Procès Baazov pour délit d’initié: la défense demande d’arrêter la procédure

David Baazov fait face à cinq chefs d’accusation, dont un pour tentative d’exercer une influence sur le prix de l’action d’Amaya.
Photo: Ryan Remiorz Archives La Presse canadienne David Baazov fait face à cinq chefs d’accusation, dont un pour tentative d’exercer une influence sur le prix de l’action d’Amaya.

Avant même qu’un premier témoignage soit entendu dans un procès pour délit d’initié qui implique, entre autres accusés, l’ancien chef de la direction d’Amaya, David Baazov, des avocats le représentant ont demandé lundi un arrêt des procédures.

M. Baazov, âgé de 37 ans, a plaidé non coupable aux accusations de commerce illégal de valeurs mobilières déposées à la suite d’une enquête de l’Autorité des marchés financiers. Il fait face à cinq chefs d’accusation, dont un pour tentative d’exercer une influence sur le prix de l’action d’Amaya. Deux autres personnes, Yoel Altman et Benjamin Ahdoot, et trois entreprises font aussi l’objet d’un total de 18 accusations additionnelles découlant de l’enquête de l’AMF, et ont aussi plaidé non coupables.

Les accusations sont associées à des peines d’emprisonnement pouvant atteindre cinq ans et à des amendes de 5 millions. Une partie de l’information privilégiée dont il est question dans les accusations est liée à l’acquisition de PokerStars, réalisée en 2014 au coût de 4,9 milliards de dollars américains.

Cette transaction a fait de l’entreprise montréalaise la plus grande société de poker en ligne au monde. Amaya est aujourd’hui connue sous le nom de The Stars Group et a déménagé son siège social à Toronto.

Au coeur de la demande d’arrêt des procédures présentée lundi se trouvait le récent dévoilement de la preuve, qui, selon la défense, la place en situation de désavantage. Des avocats représentant l’AMF ont comparé la demande de la défense à une « expédition de pêche » qui finirait par échouer, et ont fait valoir qu’il s’agissait d’un exercice de cueillette d’information en prévision d’une autre demande d’arrêt de procédure.

Le mauvais remède

Magdalini Vassilikos a affirmé qu’un arrêt n’était pas le bon remède, et qu’ajourner le procès pendant un temps serait suffisant pour permettre à la défense de consulter la preuve. L’avocate de M. Baazov, Sophie Melchers, qui plaidait au nom de l’accusé, a noté que 16 millions de documents avaient été rendus disponibles à la défense vers la mi-septembre, et que l’affaire ne pourrait pas suivre son cours à une vitesse raisonnable. Étant donné le temps nécessaire pour réviser les documents, a-t-elle poursuivi, l’affaire ne pourrait être entendue dans les délais prescrits par l’arrêt Jordan de la Cour suprême.

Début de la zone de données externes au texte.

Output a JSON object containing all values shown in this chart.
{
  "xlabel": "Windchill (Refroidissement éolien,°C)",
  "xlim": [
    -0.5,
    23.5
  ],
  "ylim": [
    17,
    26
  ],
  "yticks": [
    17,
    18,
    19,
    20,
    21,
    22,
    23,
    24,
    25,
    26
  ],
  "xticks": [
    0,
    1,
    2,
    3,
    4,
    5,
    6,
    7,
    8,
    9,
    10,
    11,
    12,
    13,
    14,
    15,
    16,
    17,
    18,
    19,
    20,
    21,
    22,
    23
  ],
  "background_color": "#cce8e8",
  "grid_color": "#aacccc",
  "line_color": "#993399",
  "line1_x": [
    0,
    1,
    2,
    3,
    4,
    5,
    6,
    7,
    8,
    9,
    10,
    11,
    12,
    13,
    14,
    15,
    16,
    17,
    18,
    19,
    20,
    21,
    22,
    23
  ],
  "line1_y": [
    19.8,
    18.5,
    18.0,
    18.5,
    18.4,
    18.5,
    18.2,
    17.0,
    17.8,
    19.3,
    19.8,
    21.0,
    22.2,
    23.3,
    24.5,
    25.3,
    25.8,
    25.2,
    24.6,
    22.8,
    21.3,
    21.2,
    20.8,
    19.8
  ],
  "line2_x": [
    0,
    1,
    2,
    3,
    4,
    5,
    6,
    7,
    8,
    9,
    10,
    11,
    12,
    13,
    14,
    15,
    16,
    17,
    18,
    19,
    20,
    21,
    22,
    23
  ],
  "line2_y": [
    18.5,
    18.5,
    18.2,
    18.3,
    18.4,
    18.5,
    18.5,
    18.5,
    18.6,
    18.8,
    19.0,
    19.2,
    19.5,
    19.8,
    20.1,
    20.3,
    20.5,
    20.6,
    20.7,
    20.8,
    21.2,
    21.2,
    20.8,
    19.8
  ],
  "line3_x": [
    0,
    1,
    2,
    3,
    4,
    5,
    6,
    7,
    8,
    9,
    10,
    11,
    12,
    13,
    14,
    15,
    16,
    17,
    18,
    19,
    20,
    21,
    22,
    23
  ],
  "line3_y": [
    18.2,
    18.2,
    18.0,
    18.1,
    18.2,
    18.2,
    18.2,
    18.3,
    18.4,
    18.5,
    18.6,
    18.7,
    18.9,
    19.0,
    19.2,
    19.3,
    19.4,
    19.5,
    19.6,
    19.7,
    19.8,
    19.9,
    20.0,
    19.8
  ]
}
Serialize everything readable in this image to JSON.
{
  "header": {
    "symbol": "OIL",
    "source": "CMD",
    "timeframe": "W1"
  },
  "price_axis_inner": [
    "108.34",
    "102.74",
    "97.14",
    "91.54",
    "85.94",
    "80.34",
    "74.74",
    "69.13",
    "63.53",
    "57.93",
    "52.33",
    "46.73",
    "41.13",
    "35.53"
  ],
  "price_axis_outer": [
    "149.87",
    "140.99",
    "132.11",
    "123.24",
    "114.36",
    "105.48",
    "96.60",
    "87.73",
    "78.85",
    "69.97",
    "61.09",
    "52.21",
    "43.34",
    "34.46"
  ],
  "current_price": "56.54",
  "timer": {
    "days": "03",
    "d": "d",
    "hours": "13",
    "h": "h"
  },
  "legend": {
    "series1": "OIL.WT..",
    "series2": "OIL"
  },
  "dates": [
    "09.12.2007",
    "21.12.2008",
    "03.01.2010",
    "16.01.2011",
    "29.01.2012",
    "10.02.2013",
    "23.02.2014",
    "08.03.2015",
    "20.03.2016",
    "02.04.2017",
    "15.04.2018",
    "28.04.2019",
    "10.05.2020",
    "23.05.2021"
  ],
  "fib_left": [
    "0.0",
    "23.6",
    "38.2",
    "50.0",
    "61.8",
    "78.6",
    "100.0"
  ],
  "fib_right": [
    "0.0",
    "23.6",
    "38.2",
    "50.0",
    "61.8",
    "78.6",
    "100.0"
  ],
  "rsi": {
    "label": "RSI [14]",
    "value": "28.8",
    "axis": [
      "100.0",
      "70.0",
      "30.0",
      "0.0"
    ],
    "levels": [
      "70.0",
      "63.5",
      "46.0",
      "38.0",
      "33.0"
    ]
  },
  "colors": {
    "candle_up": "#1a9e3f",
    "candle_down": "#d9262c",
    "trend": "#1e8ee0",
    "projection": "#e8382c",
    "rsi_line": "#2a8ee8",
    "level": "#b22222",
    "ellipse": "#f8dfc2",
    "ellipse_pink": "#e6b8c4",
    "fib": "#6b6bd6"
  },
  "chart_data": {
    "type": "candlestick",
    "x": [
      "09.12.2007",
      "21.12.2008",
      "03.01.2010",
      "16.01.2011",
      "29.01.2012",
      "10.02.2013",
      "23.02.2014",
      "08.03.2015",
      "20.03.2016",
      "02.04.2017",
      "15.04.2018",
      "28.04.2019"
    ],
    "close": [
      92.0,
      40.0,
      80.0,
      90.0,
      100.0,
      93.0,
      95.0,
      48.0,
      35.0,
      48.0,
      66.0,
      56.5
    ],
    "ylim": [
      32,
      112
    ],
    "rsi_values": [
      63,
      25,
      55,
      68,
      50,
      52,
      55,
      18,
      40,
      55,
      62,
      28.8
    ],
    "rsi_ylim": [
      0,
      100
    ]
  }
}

Après avoir entendu les deux parties, le juge Salvatore Mascia, de la Cour du Québec, a accepté d’entendre les témoins plus tard, lundi.

Les documents ont été divulgués assez tard dans la procédure, a noté le juge Mascia, qui avait indiqué lors d’une audience précédente vouloir en savoir plus. « Je ne suis pas capable de commenter au sujet de la probabilité de réussite de la motion présentée par les requérants, mais, au premier abord, je ne suis pas capable de dire que c’est frivole », a ajouté le juge.